Housing Statute QA Dataset

Updated 21 October 2025

Housing Statute QA Dataset is an expert-annotated benchmark that evaluates retrieval and QA systems for complex statutory housing law queries.
It comprises over 6,800 Yes/No legal questions with gold passages extracted from authoritative sources, ensuring real-world relevance.
The dataset challenges conventional retrieval methods with low lexical similarity, promoting query expansion techniques to improve system performance.

The Housing Statute QA Dataset is an expert-annotated benchmark for evaluating retrieval and question-answering systems in the domain of statutory housing law. It is constructed to reflect the complexity and specificity of real-world legal research tasks, particularly as encountered in the context of eviction and related statutory issues across U.S. states and territories.
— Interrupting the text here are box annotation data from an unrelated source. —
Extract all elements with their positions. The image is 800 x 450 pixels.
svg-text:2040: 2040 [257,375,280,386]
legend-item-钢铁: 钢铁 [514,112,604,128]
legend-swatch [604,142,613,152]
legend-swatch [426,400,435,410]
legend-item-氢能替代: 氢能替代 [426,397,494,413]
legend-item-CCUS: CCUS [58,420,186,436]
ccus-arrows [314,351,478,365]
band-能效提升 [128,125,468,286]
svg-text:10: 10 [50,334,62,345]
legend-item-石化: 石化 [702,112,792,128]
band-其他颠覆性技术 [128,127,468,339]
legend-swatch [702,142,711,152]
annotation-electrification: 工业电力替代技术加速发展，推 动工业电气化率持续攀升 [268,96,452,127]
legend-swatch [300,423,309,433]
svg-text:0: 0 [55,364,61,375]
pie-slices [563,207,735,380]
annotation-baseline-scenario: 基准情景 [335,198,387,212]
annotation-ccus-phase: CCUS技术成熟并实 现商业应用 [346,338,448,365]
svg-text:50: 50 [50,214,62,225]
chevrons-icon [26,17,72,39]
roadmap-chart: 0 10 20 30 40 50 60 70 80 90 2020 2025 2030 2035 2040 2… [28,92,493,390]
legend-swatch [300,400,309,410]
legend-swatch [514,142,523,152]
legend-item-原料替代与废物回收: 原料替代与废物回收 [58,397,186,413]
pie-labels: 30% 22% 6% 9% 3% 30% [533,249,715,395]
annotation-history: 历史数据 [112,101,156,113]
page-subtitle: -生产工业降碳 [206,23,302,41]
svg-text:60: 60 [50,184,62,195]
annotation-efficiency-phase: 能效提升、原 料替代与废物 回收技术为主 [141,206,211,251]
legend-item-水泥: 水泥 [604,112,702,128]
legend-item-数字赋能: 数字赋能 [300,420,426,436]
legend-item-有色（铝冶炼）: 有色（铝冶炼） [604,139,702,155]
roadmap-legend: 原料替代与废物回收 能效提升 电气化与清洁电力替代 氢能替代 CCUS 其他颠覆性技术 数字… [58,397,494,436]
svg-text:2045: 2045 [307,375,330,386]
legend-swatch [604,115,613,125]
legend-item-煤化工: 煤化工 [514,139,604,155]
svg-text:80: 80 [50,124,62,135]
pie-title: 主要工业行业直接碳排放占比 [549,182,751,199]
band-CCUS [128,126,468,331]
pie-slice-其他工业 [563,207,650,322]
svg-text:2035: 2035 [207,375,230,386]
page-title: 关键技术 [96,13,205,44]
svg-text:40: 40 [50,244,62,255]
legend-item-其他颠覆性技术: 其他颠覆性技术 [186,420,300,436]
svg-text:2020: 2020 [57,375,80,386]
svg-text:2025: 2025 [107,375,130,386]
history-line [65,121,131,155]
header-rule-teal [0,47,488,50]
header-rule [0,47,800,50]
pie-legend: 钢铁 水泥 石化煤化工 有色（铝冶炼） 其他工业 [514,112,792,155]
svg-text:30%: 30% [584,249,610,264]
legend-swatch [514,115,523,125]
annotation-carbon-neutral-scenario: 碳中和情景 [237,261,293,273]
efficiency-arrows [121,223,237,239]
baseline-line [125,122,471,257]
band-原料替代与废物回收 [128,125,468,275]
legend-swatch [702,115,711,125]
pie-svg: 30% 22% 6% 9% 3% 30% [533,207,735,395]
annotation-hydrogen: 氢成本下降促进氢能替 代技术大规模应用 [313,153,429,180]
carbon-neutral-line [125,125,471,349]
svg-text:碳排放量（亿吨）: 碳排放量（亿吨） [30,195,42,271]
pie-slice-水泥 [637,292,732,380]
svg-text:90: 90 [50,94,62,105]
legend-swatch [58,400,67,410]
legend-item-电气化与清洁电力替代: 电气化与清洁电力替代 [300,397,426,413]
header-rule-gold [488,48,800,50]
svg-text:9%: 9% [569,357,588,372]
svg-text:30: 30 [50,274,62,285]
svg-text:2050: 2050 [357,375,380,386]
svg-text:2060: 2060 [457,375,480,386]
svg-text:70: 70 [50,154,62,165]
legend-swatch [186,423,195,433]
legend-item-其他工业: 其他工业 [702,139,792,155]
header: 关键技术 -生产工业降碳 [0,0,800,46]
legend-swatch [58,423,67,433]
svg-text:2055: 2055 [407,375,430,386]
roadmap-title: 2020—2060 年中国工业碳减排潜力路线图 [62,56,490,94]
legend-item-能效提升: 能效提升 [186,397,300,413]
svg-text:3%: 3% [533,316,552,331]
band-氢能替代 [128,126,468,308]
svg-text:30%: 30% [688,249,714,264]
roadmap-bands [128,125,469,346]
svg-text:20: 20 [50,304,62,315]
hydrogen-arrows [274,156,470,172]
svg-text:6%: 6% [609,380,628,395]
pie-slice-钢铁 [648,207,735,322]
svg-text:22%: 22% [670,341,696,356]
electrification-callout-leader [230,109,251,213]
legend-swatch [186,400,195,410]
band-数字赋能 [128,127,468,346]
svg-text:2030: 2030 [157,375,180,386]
1. Construction and Sources

The benchmark is derived from the Legal Services Corporation (LSC) Eviction Laws Database, a resource originally assembled by legally trained researchers to support tenant inquiries regarding eviction and broader housing regulations. The LSC database consists of complex, practical legal questions annotated with citations to relevant statutes. During construction, non–Yes/No queries were removed or split into multiple binary subquestions; each multi-answer item yields several Yes/No queries, ensuring every example fits binary QA paradigms. Citations anchor each query to authoritative statutory text, extracted as “gold” passages from sources such as Justia, representing verbatim legislative language from the most recent statute compilations available (typically 2021 or newer).

This annotation process directly mirrors how practicing attorneys conduct statutory research, combining manual expert review, citation search, and extraction of dispositive statutory excerpts, thereby imbuing the dataset with a high degree of domain fidelity and practical relevance (Zheng et al., 6 May 2025).

2. Dataset Structure and Content

The Housing Statute QA dataset comprises more than 6,800 question–answer pairs in its main publicly released “rc_questions” split, with further examples in the “knowledge_qa” split (the latter lacking gold passages). Each example is a Yes/No question regarding statutory requirements, defenses, procedures, or restrictions in housing law. Gold passages are concise excerpts from state housing statutes, selected according to explicit annotated citations. This ensures that every example remains grounded in the actual text of applicable law.

The supporting document retrieval corpus is large, consisting of approximately 1–2 million statute passages spanning U.S. jurisdictions. The typical queries are phrased in accessible, practical terms (“Does a tenant have a right to cure nonpayment within 14 days…?”), while the statutory text relies on formal legal syntax, creating significant surface-level linguistic disparity. Consequently, this corpus poses notable challenges for both keyword-based and embedding-based retrievers.

3. Retrieval Evaluation and Baseline Performance

Several retrieval approaches are benchmarked using standard IR metrics: Recall@K (K = 10, 100, etc.) and mean reciprocal rank (MRR). Baseline lexical methods such as BM25 exhibit moderate performance, largely due to the low mean lexical similarity (≈ 0.09) between queries and their gold statute passages, which is substantially lower than similar metrics on other legal retrieval datasets. Dense retrieval models (e.g., E5 family), including E5-large-v2, are also evaluated, showing improvements, yet remain constrained by the lexical and semantic gap.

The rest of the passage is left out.